音楽は“ゆらぎ”、竹島 宏 大切なのは歌手だというプライド


記者:村上順一

撮影:

掲載:18年08月24日

読了時間:約15分

音楽は“ゆらぎ”

竹島宏(撮影=冨田味我)

──コンサートとレコーディングではスタンスは変わると思うのですが、レコーディングでは歌う回数など制約を決めていたりしますか。

 僕はないですね。聴いてくれている人たちが納得してくれたらそれが一番良いかなと。自分よりも周りの方たちの判断を重視しています。僕の場合、興奮して歌っているので、冷静に判断が出来ないと思っていて。客観的に選んでもらったテイクの方が、自分でも気づかなかったところに気づけることもあると思っています。

──歌っているときに一番大切にされていることは何でしょうか。

 どんな状況で歌う時も自分は歌手なんだというプライドを忘れないことです。自分は歌手として歌っているということを忘れなければ、その時の最善の表現が出来ると思っています。あと「自分はこういうのを求められているから、こうしておけばいいんでしょ」というようなことは自分はしたくはなくて。もちろん全てが自分の気持ちと合致はしないかもしれないですが、そこにも歌手としてやるべき意義というものは見いだせる思うので。そういうものを失わないで積み重ねていければということを、この16年間思いながら活動してきました。

──自分をしっかり持つことが重要なんですね。さて、現在「恋町カウンター」が話題となっていて、年末のNHK『紅白歌合戦』も視野に入ってきていると思うのですが。

 日本の音楽業界の歴史の中でずっと君臨し、シーンを牽引し続けている凄い番組ですから、それに出演することが出来たら嬉しいですよね。もし、選んで頂けたら喜んで出演させて頂きたいなと思っています。デビュー以来ずっとその思いは変わらないです。

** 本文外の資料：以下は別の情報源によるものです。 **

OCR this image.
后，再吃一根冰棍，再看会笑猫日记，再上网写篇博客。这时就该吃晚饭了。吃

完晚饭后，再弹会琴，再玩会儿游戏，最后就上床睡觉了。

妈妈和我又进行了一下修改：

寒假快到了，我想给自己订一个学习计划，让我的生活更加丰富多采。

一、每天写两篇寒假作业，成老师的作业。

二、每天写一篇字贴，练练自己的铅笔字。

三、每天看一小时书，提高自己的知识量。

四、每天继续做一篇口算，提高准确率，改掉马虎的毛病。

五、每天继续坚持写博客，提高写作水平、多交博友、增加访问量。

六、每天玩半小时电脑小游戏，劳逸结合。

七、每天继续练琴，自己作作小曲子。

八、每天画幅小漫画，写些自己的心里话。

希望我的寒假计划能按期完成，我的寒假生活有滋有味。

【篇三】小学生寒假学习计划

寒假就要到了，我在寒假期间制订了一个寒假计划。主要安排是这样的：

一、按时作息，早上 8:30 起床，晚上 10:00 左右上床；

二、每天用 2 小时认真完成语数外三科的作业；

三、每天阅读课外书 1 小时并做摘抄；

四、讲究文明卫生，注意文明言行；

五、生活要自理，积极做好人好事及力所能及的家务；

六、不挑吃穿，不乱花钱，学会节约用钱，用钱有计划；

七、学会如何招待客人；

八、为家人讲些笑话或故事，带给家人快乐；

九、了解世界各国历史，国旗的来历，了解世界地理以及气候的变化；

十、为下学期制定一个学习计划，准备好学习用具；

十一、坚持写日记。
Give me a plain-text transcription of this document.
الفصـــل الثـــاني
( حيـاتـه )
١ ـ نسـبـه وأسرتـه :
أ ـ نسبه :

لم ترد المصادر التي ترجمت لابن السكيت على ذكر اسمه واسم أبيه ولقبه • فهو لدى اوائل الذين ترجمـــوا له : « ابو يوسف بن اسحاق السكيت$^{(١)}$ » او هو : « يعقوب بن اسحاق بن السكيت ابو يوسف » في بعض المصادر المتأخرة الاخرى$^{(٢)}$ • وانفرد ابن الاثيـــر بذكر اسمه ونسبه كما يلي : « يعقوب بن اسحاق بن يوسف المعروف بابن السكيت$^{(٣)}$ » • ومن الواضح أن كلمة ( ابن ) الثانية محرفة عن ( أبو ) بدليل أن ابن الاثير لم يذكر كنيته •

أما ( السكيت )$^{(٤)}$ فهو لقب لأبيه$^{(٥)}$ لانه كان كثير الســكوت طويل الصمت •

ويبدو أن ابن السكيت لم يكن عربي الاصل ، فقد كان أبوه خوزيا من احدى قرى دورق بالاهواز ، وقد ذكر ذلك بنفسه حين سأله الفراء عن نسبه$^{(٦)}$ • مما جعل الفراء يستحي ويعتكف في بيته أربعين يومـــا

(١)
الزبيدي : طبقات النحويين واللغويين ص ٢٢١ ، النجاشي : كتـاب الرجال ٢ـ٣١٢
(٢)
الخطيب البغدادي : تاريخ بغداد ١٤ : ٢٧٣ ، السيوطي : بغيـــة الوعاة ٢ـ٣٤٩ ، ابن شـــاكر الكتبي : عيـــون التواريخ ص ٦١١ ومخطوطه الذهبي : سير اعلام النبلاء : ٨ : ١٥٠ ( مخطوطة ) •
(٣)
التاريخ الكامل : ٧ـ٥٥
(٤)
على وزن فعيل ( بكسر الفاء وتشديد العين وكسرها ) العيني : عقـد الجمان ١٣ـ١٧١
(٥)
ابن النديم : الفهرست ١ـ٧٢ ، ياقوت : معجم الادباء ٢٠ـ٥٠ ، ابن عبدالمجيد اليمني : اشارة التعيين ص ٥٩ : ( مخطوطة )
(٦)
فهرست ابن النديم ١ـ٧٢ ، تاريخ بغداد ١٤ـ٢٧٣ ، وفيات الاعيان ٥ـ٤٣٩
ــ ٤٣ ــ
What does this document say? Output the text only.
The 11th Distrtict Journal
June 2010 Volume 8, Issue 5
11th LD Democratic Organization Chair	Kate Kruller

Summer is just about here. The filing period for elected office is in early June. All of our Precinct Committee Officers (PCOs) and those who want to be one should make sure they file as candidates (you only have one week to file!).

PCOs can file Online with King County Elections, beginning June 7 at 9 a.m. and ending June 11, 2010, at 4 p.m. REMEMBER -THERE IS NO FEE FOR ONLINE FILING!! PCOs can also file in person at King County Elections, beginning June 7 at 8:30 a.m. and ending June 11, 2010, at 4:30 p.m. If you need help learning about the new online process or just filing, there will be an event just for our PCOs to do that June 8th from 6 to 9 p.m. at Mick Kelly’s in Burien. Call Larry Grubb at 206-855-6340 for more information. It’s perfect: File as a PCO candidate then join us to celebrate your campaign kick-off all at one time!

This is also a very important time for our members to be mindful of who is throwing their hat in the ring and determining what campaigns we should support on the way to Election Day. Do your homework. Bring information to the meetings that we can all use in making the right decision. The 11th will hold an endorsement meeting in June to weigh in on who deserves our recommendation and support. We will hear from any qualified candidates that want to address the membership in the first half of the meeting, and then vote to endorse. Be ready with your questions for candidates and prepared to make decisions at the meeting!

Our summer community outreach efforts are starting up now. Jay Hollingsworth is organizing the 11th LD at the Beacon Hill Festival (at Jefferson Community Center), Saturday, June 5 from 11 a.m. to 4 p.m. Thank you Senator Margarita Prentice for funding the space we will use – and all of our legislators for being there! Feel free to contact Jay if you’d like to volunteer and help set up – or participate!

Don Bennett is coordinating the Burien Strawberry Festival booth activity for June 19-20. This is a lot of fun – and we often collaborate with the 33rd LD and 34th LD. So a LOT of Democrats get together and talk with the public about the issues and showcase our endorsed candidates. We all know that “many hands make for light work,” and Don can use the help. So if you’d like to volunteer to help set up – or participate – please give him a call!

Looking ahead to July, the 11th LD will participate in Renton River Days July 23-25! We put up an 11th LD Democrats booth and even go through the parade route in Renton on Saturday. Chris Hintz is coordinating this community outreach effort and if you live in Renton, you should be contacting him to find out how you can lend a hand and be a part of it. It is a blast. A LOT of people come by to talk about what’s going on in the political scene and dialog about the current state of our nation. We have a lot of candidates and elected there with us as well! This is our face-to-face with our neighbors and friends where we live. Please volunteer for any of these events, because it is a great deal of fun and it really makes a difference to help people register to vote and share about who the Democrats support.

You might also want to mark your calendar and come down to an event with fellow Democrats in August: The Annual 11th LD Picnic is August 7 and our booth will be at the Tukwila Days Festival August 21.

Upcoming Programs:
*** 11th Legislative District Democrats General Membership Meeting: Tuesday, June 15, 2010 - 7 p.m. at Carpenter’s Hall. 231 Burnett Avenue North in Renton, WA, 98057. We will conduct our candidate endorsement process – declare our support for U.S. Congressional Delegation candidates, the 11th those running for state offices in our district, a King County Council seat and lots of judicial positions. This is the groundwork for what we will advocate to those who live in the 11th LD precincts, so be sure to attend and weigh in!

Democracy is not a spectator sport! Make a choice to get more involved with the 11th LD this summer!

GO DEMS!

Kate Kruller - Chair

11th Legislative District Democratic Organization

──歌を始めた当初は紅白までは考えていなかったのでしょうか。

 思い込みだけで活動していたときは、人生設計に『紅白歌合戦』に出るということは書いていたと思います。ここ数年、紅白について聞かれることが多くなってきたこともあって、そういうステージで歌えるような歌手になるという目標は作っておかなければと、ここ2、3年強く感じています。ファンの皆さんからも紅白で歌う竹島宏を観たいという想いがひしひしと伝わってきてますし、応援してくださってくれている皆さんのためにも紅白に出させて頂きたいという想いは強いです。

──出演を期待しています。最後に竹島さんにとって音楽とはどういうものでしょうか。

 “ゆらぎ”です。音というのは揺れているから相手に伝わるんです。自分の中にもゆらぎがないと音楽を起こせない、自分の中にゆらぎがあるとそこに音楽が生まれてくると思っています。歌を習っている先生から「音楽はビートが重要だから」と教えて頂いて、自分も「確かにそうだな」と気づいたのがアフリカの方たちと仕事をさせて頂いたときなんです。彼らは打楽器で音階のない楽器を使っているのですが、そこには確実に音楽が生まれていて。

 なぜそこに音楽が生まれてくるかというと、リズムを叩いたあとの残音も含めて点から点へ繋いでいくものが直線ではなく蛇行したものなんです。これがあるから音階がなかったとしても音楽がそこに生まれます。そこにみんな感動して、底の方に沈んでいた気づかなかったものが覚醒されると思っていて。そういうゆらぎがあるものに皆さん感動されていると思います。

──意外なお答えでびっくりしました。

 はは(笑)。きっと「音楽とは?」と聞かれて「心の中の○○です」と答えるんじゃないかと思ったと思うんですけど、僕のなかでは音楽はゆらぎなんです。